Thankfully AMD like the phoenix of mythology has risen… eer ‘Ryzen’ from the ashes and have released their own “Core 2 Duo” that takes them in a new, exciting direction. Ok… to be fair AMD’s Ryzen is pronounced ‘Rye-Zen’ and not ‘risen’… but the new Ryzen 7 series of CPUs is a phoenix. It not only promises a IPC performance improvement of better than 50% over their previous Excavator design, they also promise to take Intel on at their own game and beat them.
So what exactly has AMD’s Ryzen team done and how do they specifically plan on beating monster CPU designs like Kaby Lake (i7 7700k) and Broadwell-E (6950X)? By doing what AMD does best: offering consumers more processing power for their hard-earned dollar. However, this time around it is not just ‘bang for your buck’ consumers that should be interested as AMD 7 CPU’s offer eight real cores capable of handling a combined 16Threads. Yes that is twice what an i7 7700K offers (4c/8t), the same as a thousand dollar Intel Socket 2011-v3 6900K offers, and only 2c/4T less than a fifteen hundred dollar i7 6950k ten core option. More importantly the top of the line Ryzen 7 1800X only costs $499, the 7 1700X costs $399, and the real value star of the show the 7 1700 will only set consumers back a mere $329 – or only $29 more than a piddly little 4c/8t i7 7700k.

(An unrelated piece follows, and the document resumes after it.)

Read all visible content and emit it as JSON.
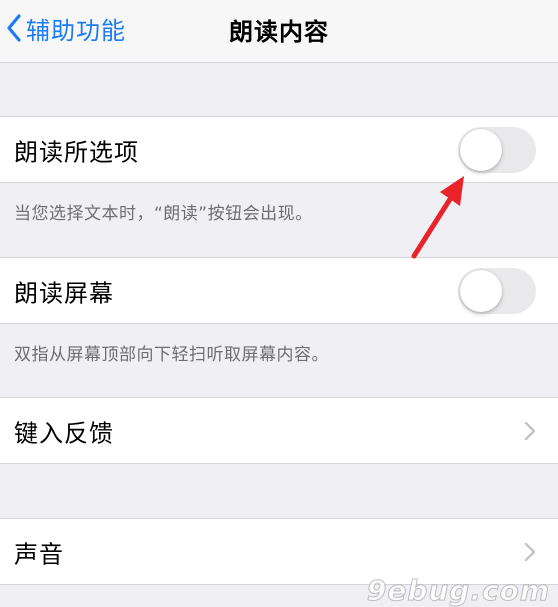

This alone is a lot of information to digest, and on paper the Ryzen 7 series does indeed look like it is going to rekindle the enthusiast’s imagination for building AMD based systems. We of course don’t live in a paper world. Instead we live in the real world ruled by facts and not promises. So today we are going to put the AMD 7 1800X, 1700X, and 1700 under the microscope to see how they match up against Intel’s socket 2011-v3 and socket 1151 CPUs. Then and only then can we decide if AMD is indeed ‘back’ and ready to take Intel on in all markets and not just a select few.